Dawud is son of Abd al-Karim, son of Salah known as the Himsi (or the Phoenician).566 He was born at al-Qaryatayn in 1431 and moved to Hims when he was a young boy. He studied under the priest Musa Mukaysif and entered the Monastery of Mar Musa in al-Nabk where he became a monk and concentrated on learning. He was ordained a deacon. While still young he went to the Zafaran Monastery in 1459 to study. He remained at the monastery for a while, was ordained a priest and then he moved to the Monastery of the Cross near Hisn Kifa. For a time he became the secretary of the maphrian Aziz (Ibn al-Ajuz) and experienced changing vicissitudes until he reached Constantinople in 1481. He met with misfortune until he died around 1490 or about 1500.
Dawud was a man of learning. His verse and prose style are of good and bad quality, particularly his prose which is saturated with rhetorical techniques like paronomasia and juxta position of contrasting ideas.

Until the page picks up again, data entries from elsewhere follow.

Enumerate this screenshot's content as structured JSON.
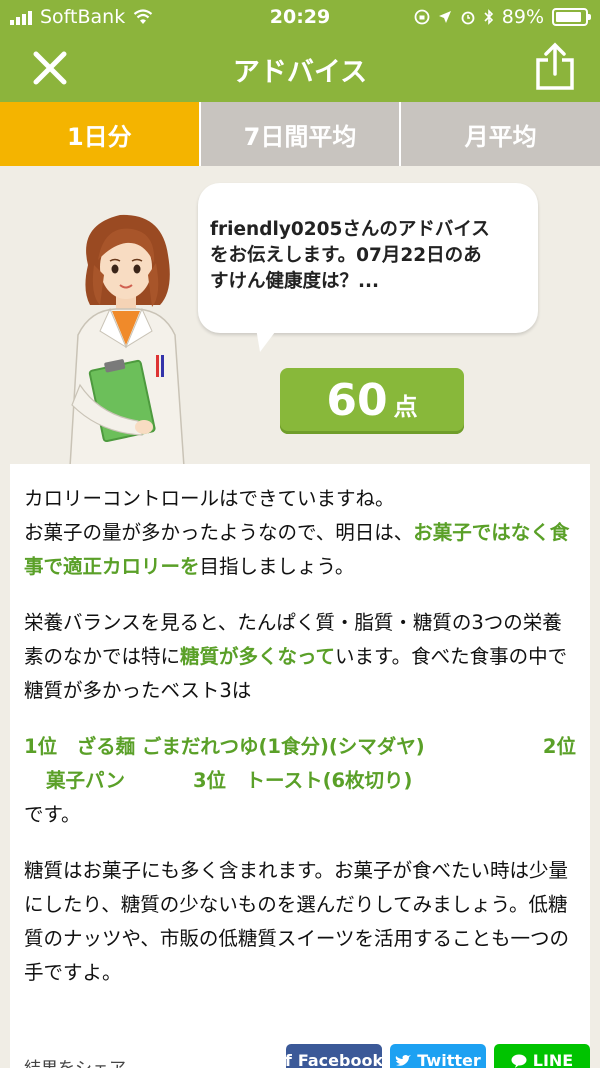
{
  "status_bar": {
    "carrier": "SoftBank",
    "time": "20:29",
    "battery": "89%",
    "battery_level": 0.89
  },
  "header": {
    "title": "アドバイス"
  },
  "tabs": [
    {
      "label": "1日分",
      "active": true
    },
    {
      "label": "7日間平均",
      "active": false
    },
    {
      "label": "月平均",
      "active": false
    }
  ],
  "bubble": {
    "line1": "friendly0205さんのアドバイス",
    "line2": "をお伝えします。07月22日のあ",
    "line3": "すけん健康度は？..."
  },
  "score": {
    "value": "60",
    "unit": "点"
  },
  "advice": {
    "p1_a": "カロリーコントロールはできていますね。",
    "p1_b": "お菓子の量が多かったようなので、明日は、",
    "p1_hl": "お菓子ではなく食事で適正カロリーを",
    "p1_c": "目指しましょう。",
    "p2_a": "栄養バランスを見ると、たんぱく質・脂質・糖質の3つの栄養素のなかでは特に",
    "p2_hl": "糖質が多くなって",
    "p2_b": "います。食べた食事の中で糖質が多かったベスト3は",
    "rank1": "1位　ざる麺 ごまだれつゆ(1食分)(シマダヤ)",
    "rank2_pos": "2位",
    "rank2": "菓子パン",
    "rank3": "3位　トースト(6枚切り)",
    "desu": "です。",
    "p3": "糖質はお菓子にも多く含まれます。お菓子が食べたい時は少量にしたり、糖質の少ないものを選んだりしてみましょう。低糖質のナッツや、市販の低糖質スイーツを活用することも一つの手ですよ。"
  },
  "share": {
    "label": "結果をシェア",
    "facebook": "Facebook",
    "twitter": "Twitter",
    "line": "LINE"
  },
  "colors": {
    "header_green": "#8cb43c",
    "tab_active": "#f4b400",
    "tab_inactive": "#c8c4bf",
    "highlight_green": "#5aa028",
    "score_green": "#88b83a"
  }
}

Of his excellent writing are five husoyos for the saints Stephen and Aaron and three for Easter. One of these three, which is rather lengthy, is on the eighth Sunday after Easter. It closes with a supplicatory prayer arranged alphabetically. It has entered the church rite.567 He also has commentaries on the Chronicle, the seven times of prayer and the Psalms. He wrote his autobiography until his middle age568 and the biography of Yuhanna Dalyatha the Nestorian ascetic as related by his master.570 Furthermore, he abridged the commentary on the Psalms by Daniel of Salh, adding unto it some commentaries of Bar Salibi and Bar Hebraeus. In this abridged commentary he punctuated the Biblical verses following the method of Bar Hebraeus in his The Treasure-house of Secrets, and wrote an excellent introduction to it. Chabot thought that this abridgement was written in the tenth century. It has three old copies571 as well as new copies, the most recent of which are two in Boston.572 In this abridged commentary on the Psalms he related some of the affairs of Muhammad Bey ibn al-Rumi the philosopher.573
Of his excellent verse are two odes: the first on sojourn574 in ten pages in the heptasyllabic meter and rhymed; the second on repentance, alphabetically arranged,575 two odes in the twelve-syllabic meter on a eulogy of Patriarch Aziz Ibn al-Ajuz (Sobto),576 the second is a dismissary prayer at the end of the Mass;577 a few lines censuring those who seek learning because of their failure in life,578 an ode in the heptasyllabic meter composed in 1466 praising his contemporary ascetics of Tur Abdin,579 and a song to the tune of Qum Faulos (“Rise, O Paul”), lamenting the sciences of the Syrians and the loss of their manuscripts.580
Of his strange verse are two odes in the twelve-syllabic meter he composed in 1462. The words which begin the lines of these odes are arranged according to the letters of the alphabet. They also could be read forward and backward following the practice of al-Subawi,581 which is, in fact, a trivial ornamental style, in which he failed.582 He also wrote eulogies of this style to be said during their reading of the Gospel called Koruzutha which he filled with Greek terms, making them unpalatable. Thank goodness that these eulogies were dropped a long time ago. Finally he translated into mediocre Arabic two or three husoyos and wrote in Arabic a treatise on the priest, the Mass, vows, tithes which are not free from grammatical mistakes.